【陸上】早稲田の駅伝主将・山口智規が関東インカレ1万mで「最低限」の3位も「気持ちを見せることはできた」
◇第104回関東学生陸上競技対校選手権大会(8日、相模原ギオンスタジアム)
関東地区の大学生ナンバーワンを決める関東学生陸上競技対校選手権大会、通称、関東インカレが、5月8日から11日まで4日間に渡って開催。1日目に行われた男子1部10000mは、山梨学院大学のジェームス・ムトゥク選手(4年)が優勝しました。2位に城西大学のヴィクター・キムタイ選手(4年)、日本選手トップの3位には早稲田大学の山口智規選手(4年)が入りました。
スタート直後から積極的にレースを進めたのが山口選手でした。
「調子が良かったのでスローペースになるのはもったいない、ハイペースになったらいいなと思ったんですけど、最初の100mで誰も出ないのを察したので、腹をくくって"行ってやれ"と思って、行きました」
先頭に立ってペースを上げると、600mからは単独で飛び出し入りの1000mを2分42秒とハイペースで通過しました。1700m過ぎにムトゥク選手に先頭を譲ったものの、序盤から先頭集団がバラついてレースは進みました。
レースは2000m過ぎからムトゥク選手が独走し、4000mではキムタイ選手が2位に上がります。
「ムトゥク選手が一気にペースアップしたところに対応できなかった。ヴィクター選手にも一気に上げられて、そこから対応ができなかった。そこは課題。これから修正していかなければならないと思っています」と、山口選手は、留学生のペースの切り替えに対応できず、反省点を口にしていました。
それでも、単独走になってからも淡々とペースを刻み、他の日本選手を寄せ付けず3位でフィニッシュ。記録は28分37秒82でした。
「スタートリストを見た時に最低限3着に入らないといけないと思いました。優勝を狙っていたので、最低限の走りになってしまったんですけど、駅伝主将を任された身で、気持ちを見せることはできたので良かったなと思います」と、山口選手はレースを振り返りました。
今季、早稲田大学の駅伝主将を務める山口選手は、2月、3月の2カ月間、単身でオーストラリアに遠征してトレーニングを積みました。帰国後、パワーアップした姿をお披露目するはずが、4月中はケガや体調不良に苦しみました。
「駅伝主将になって、今までの四年生の偉大さを感じた。この伝統あるチームの駅伝主将ということでプレッシャーを感じ、なかなか4月はうまくいかなかった」と言うように 4月12日の日本選手権10000mはアキレス腱に痛みがあり回避。4月25日のワールドユニバーシティゲームズの10000m日本代表選考レースは、風邪を引いた影響もあって11位に終わっています。

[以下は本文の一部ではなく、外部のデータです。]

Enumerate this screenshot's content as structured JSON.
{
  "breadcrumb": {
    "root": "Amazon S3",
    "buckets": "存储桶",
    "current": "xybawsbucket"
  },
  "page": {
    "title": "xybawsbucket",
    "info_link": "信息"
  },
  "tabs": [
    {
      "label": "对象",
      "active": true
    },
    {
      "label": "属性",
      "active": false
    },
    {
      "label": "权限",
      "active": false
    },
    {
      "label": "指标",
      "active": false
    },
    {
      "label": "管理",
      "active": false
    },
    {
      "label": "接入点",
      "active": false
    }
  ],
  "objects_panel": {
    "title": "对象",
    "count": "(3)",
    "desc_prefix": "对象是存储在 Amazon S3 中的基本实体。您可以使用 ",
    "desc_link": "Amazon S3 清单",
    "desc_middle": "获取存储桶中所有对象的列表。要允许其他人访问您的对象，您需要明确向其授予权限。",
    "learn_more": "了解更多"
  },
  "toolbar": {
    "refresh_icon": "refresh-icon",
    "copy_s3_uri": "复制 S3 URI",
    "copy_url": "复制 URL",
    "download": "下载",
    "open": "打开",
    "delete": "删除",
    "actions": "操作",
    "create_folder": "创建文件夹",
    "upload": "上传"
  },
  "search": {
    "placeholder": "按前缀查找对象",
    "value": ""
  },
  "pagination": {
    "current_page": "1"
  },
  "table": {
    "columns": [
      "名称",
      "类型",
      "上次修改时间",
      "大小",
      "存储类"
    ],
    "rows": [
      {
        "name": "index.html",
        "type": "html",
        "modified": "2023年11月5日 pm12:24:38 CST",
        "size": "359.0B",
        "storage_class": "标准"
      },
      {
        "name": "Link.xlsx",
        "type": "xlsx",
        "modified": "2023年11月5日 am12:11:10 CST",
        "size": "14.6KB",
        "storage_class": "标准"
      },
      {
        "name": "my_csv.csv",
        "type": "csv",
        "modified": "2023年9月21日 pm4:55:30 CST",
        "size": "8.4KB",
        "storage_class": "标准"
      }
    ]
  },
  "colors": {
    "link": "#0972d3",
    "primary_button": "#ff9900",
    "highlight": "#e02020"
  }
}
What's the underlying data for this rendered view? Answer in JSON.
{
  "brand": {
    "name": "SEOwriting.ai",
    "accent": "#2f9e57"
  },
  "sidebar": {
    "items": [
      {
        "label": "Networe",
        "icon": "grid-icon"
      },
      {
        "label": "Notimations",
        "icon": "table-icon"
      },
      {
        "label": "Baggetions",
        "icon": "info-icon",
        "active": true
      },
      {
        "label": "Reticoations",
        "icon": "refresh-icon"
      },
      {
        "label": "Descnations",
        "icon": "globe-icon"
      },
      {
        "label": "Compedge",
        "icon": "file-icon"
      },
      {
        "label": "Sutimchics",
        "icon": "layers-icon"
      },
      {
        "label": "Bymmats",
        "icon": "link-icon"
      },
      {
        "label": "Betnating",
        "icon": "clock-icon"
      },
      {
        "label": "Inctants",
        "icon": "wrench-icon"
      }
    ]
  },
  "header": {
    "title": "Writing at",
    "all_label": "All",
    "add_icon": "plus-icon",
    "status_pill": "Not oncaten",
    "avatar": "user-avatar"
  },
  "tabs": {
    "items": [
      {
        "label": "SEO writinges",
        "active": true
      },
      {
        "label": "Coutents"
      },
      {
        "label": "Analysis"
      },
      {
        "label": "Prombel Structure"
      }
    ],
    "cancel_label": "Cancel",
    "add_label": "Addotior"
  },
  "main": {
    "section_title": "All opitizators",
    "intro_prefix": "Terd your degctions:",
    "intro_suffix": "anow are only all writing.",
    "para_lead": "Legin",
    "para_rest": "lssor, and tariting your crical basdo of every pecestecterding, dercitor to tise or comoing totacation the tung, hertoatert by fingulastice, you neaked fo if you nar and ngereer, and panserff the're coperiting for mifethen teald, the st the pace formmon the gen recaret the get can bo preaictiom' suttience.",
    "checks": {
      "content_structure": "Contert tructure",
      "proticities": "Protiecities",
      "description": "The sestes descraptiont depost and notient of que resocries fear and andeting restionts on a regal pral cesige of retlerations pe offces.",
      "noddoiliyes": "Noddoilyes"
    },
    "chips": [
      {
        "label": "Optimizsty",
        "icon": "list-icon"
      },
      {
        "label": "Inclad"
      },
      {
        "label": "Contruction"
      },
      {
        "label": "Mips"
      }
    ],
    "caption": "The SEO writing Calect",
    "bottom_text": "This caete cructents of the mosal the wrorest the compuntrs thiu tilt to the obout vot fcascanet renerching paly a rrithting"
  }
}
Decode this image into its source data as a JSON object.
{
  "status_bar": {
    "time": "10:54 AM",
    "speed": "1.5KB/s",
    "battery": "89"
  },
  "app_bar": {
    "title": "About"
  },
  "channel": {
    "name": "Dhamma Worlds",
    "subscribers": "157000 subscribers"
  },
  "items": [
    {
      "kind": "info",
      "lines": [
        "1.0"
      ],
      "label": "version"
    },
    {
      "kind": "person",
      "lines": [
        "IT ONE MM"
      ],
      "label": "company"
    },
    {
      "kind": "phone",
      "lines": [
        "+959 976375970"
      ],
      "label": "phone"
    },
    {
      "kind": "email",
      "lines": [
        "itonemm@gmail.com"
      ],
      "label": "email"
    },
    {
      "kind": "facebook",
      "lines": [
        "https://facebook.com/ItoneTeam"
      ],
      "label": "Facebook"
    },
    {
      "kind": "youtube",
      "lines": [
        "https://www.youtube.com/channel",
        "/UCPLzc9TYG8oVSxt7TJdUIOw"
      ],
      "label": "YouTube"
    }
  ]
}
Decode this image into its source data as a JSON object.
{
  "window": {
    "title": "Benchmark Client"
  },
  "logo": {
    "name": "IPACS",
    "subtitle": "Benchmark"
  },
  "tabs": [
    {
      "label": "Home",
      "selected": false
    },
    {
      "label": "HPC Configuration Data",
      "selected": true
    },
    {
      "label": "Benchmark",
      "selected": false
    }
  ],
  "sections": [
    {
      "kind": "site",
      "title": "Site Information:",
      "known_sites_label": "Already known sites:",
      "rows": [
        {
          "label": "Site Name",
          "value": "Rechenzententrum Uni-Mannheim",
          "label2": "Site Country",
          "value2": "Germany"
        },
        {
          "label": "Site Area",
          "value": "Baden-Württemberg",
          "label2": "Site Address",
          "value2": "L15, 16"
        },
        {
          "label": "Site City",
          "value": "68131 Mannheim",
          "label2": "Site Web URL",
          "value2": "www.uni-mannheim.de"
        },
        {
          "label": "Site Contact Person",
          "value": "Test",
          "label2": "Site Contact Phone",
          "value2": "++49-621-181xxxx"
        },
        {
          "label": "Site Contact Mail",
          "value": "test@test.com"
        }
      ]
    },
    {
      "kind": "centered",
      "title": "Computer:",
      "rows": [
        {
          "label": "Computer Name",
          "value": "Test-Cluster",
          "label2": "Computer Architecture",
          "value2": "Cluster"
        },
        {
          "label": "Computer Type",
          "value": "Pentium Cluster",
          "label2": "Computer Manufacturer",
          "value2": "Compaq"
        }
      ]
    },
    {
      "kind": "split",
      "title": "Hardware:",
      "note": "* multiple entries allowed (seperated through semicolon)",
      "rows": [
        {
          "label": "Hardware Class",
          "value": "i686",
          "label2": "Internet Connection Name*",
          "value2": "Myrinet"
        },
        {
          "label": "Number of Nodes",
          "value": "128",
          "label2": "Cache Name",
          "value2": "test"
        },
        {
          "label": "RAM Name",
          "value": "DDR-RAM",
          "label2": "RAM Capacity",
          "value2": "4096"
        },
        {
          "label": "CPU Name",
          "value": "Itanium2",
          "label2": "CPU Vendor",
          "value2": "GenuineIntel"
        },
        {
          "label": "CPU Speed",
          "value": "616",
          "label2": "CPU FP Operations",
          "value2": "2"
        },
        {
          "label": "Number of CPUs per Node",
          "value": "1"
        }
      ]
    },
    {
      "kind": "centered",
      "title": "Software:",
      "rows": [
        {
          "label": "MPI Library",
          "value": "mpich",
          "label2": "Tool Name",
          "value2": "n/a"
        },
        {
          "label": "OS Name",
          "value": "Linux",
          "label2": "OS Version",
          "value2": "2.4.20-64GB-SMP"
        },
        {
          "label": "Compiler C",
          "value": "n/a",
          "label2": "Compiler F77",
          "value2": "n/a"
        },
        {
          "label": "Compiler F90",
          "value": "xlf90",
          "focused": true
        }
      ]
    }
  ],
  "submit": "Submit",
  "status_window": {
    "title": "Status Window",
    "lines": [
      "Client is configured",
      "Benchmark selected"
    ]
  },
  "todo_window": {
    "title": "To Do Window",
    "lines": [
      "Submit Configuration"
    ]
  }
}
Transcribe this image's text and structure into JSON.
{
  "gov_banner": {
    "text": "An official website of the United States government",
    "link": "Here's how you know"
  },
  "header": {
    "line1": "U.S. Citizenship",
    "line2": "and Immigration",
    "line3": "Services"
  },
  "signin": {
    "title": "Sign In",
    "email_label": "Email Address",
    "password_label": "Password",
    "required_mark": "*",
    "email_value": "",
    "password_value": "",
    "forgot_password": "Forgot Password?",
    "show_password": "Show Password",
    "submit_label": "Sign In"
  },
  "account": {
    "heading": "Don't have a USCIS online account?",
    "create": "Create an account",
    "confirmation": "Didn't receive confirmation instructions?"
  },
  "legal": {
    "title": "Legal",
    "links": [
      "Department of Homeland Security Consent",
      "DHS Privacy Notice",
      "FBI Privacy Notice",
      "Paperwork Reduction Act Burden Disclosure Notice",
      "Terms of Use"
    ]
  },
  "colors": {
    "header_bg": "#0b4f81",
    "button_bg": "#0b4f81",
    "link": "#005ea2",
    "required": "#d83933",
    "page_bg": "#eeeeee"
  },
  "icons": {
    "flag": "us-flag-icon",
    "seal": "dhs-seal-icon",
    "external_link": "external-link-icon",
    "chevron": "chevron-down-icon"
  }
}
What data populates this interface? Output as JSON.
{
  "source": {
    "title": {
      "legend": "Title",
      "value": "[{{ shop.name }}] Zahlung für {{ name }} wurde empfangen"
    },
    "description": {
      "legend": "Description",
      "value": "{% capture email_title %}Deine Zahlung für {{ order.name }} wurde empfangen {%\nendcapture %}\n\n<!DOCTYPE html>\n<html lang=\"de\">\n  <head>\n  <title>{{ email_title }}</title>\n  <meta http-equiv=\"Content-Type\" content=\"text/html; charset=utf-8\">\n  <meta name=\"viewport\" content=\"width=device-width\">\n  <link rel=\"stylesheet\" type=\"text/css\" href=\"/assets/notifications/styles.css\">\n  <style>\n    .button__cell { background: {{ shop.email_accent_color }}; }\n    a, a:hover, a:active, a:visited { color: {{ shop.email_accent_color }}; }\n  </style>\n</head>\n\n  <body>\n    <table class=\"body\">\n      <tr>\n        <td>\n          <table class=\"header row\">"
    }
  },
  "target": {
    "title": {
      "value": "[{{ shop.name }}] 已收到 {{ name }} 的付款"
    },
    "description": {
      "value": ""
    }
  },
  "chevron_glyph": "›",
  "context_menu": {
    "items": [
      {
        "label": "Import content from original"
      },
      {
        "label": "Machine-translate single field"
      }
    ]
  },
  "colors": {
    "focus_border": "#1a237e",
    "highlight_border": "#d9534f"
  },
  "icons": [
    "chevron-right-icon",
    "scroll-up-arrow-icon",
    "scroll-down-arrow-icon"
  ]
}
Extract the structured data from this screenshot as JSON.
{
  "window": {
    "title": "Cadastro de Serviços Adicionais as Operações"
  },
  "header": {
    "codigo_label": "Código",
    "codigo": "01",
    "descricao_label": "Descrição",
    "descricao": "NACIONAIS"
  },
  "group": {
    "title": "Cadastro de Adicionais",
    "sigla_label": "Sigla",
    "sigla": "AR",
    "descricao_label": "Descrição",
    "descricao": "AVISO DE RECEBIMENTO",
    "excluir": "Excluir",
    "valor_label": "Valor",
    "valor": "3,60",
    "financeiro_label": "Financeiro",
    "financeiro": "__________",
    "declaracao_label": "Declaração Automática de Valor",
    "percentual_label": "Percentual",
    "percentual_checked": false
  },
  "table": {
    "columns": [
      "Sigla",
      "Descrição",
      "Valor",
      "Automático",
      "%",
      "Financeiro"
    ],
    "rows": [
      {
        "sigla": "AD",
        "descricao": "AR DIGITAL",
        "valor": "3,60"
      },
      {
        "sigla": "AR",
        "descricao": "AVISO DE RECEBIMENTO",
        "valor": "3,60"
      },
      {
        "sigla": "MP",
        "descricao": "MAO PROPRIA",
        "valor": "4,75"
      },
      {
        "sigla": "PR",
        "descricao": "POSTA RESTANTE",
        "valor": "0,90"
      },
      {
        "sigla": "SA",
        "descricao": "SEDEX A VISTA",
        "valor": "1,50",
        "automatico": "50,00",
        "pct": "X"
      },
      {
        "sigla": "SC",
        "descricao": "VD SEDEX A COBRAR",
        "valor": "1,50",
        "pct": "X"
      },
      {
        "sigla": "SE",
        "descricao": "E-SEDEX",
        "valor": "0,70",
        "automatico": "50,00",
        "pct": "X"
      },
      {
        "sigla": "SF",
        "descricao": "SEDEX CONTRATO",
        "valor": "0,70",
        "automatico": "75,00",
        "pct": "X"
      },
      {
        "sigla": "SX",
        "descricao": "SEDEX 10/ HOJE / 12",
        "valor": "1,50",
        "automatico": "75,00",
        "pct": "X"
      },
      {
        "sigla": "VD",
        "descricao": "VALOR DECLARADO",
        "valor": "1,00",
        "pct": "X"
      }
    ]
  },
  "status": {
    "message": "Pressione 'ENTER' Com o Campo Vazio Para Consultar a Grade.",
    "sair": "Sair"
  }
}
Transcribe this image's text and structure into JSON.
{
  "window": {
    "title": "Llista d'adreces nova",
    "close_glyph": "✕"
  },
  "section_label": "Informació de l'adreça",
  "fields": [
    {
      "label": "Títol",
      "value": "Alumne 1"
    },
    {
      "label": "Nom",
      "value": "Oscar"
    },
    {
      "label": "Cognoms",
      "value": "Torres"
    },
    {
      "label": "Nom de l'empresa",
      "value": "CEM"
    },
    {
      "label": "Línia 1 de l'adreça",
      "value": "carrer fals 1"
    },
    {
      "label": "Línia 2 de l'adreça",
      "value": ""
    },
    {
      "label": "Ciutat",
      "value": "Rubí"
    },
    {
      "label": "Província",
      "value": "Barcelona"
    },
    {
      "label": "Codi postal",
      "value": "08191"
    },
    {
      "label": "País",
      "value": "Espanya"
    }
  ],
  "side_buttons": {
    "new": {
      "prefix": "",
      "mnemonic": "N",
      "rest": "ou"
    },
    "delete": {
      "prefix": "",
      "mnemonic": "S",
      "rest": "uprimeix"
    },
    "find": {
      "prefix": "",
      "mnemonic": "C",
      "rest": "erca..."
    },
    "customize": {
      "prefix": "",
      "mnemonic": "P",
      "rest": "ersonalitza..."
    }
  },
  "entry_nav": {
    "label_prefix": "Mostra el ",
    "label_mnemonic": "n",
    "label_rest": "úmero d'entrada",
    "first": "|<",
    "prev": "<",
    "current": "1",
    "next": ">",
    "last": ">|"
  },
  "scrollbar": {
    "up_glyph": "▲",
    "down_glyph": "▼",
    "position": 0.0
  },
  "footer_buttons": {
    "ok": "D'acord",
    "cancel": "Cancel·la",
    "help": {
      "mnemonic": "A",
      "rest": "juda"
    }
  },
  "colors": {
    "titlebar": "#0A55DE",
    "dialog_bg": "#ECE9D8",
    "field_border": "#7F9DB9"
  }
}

4月のレースが不本意に終わり、この大会に向けてはハードな練習を積んできました。
「先週は強化に当ててかなり練習をしたので、ハイペースのペース走の練習をするイメージで臨もうと思いましたが、甘くはなかった」と振り返ります。 「100%準備できたわけではなかった」と言いながらも、チームを牽引する立場として結果を残しました。
関東インカレでは2年時が5000mで3位、3年時が5000mで4位に入っており、これで3年連続の入賞、2年ぶりの表彰台となりました。
山口選手は最終日の5000mにも出場予定です。注目のスーパールーキー鈴木琉胤選手、今季好調の山口竣平選手(2年)と共にレースに臨みます。
「早稲田も三枚揃えていますし、他大学もかなり5000mには力を入れてきていると思う。駅伝の前哨戦というわけではないですけど、早稲田の存在感を前半シーズンから出していければなって思います」と意気込んでいました。